Un inglese trapiantato in Italia è insolito…
“In effetti Colin Chapman nel 1976 lo avrebbe voluto come ingegnere alla Lotus, ma Parkes adorava l’Italia, anzi più precisamente l’Emilia. E non ci aveva pensato un attimo a declinare l’offerta nonostante le insistenze di Chapman…”.

Era una questione di cuore?
“Aveva una fidanzata ufficiale che era Brenda, la segretaria di Ferrari, ma in realtà aveva tante donne che lo inseguivano. Per Ferrari era il più grosso Don Giovanni che lui avesse visto a Maranello”.

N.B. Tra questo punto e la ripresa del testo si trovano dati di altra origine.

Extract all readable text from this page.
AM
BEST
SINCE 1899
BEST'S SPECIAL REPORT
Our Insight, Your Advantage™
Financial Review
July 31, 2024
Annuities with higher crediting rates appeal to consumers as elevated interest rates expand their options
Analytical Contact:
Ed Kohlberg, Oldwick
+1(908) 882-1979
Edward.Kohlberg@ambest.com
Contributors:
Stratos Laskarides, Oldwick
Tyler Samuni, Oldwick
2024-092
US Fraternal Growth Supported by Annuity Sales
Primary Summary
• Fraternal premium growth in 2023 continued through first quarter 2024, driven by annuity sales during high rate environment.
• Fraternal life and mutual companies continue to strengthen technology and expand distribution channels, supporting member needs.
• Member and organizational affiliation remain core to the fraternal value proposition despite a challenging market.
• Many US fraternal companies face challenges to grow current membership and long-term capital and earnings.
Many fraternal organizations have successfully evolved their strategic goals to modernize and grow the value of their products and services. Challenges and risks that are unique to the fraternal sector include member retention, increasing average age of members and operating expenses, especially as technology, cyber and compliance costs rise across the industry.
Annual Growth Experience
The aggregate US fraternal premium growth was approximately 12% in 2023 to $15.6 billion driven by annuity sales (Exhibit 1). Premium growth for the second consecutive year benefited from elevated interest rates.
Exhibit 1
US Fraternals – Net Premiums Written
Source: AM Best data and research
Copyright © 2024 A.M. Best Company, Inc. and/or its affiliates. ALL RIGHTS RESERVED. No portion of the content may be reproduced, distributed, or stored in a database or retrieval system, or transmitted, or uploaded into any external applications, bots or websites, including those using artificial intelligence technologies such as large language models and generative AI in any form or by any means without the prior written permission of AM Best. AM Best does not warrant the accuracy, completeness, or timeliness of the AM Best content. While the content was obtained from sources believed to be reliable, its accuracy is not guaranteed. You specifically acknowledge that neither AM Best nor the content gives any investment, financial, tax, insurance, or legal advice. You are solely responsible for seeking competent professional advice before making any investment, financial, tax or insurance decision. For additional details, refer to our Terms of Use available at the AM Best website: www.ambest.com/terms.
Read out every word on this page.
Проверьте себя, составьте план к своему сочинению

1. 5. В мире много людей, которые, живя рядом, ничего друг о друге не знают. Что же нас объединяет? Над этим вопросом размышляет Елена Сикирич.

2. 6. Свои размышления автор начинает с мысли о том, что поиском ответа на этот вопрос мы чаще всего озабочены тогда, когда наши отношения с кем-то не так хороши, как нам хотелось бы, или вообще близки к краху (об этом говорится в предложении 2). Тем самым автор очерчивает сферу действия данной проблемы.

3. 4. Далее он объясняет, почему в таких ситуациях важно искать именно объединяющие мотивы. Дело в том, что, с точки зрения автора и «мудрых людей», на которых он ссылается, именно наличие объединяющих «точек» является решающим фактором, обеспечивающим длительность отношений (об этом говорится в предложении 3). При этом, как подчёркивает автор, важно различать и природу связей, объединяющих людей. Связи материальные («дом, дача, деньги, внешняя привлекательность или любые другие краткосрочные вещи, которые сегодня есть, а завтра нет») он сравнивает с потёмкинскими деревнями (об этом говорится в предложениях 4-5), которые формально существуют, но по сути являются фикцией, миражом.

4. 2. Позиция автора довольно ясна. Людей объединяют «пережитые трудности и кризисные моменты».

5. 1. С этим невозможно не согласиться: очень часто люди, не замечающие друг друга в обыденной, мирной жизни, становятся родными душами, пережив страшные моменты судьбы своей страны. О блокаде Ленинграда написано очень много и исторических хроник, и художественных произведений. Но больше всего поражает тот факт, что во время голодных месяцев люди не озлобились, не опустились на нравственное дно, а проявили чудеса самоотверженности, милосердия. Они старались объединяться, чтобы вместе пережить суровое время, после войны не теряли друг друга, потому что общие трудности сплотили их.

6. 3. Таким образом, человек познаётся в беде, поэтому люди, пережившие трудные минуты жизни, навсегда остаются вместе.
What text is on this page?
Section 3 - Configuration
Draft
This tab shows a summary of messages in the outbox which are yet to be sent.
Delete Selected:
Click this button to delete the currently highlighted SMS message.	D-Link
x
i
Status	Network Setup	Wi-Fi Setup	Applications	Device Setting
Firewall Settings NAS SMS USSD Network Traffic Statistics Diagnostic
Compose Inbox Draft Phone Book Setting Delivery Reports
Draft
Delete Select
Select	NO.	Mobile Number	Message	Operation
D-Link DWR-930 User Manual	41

Ma non ne dava l’aria con quel suo aspetto dinoccolato…
“E’ vero, era molto alto. Ma era solito dirmi: ‘Dinoccolato un corno, sono dinoccolato dopo l’incidente di Spa nel quale mi sono massacrato le gambe’. Comunque sia Mike non è mai andato in cerca delle donne, perché era richiestissimo”.

Mike la seguiva quando correva con la Lancia HF in salita e poi...
“Mi ha coinvolto nello sviluppo della Stratos su asfalto, perché non avevo alcuna competenza sulla terra. Quella macchina non sarebbe mai nata se non fosse stato per Mike e per l’ingegner Giampaolo Dallara. Se qualcuno racconta la storia diversamente dice una balla, perché la Stratos sarebbe rimasta nulla più che un manichino, perché era una macchina davvero inguidabile”.

Bisognerebbe chiederlo a Cesare Fiorio…
“Ha avuto il fiuto di volere Parkes. La Stratos all’inizio era davvero inguidabile con quel passo cortissimo: la versione stradale aveva carreggiate uguali e gomme identiche davanti e dietro. Parkes propose subito una carreggiata allargata al retrotreno, ma a Torino non ci sentivano perché la modifica avrebbe comportato un significativo aumento dei costi”.

L’ha spuntata Mike alla fine…
“Le sospensioni sono state rifatte da Dallara che ha rivisto il progetto: abbiamo girato in lungo e in largo con la Stratos nel bergamasco e intorno a Varano. Era un’altra macchina…”.

Chi stimava Parkes come pilota?
“Il suo idolo era Jim Clark. Mi diceva: ‘Quello va forte sulla Ford Cortina come sulla F.1, sull’asciutto come sul bagnato’. E secondo Mike, l’inglese era anche un grande collaudatore: ‘Quando si dice che Chapman costruisse le Lotus come un sarto su Jim, in realtà poteva farlo perché riceveva tantissime informazioni preziose da Clark!”.

Qual è il suo rimpianto?
“Nel maledetto giorno avrebbe dovuto essere in vacanza con me a Santorini. All’ultimo momento aveva rinunciato perché era stato chiamato dalla Lancia per un meeting a Torino. Se avessi insistito un po’ di più forse sarebbe ancora fra di noi…”.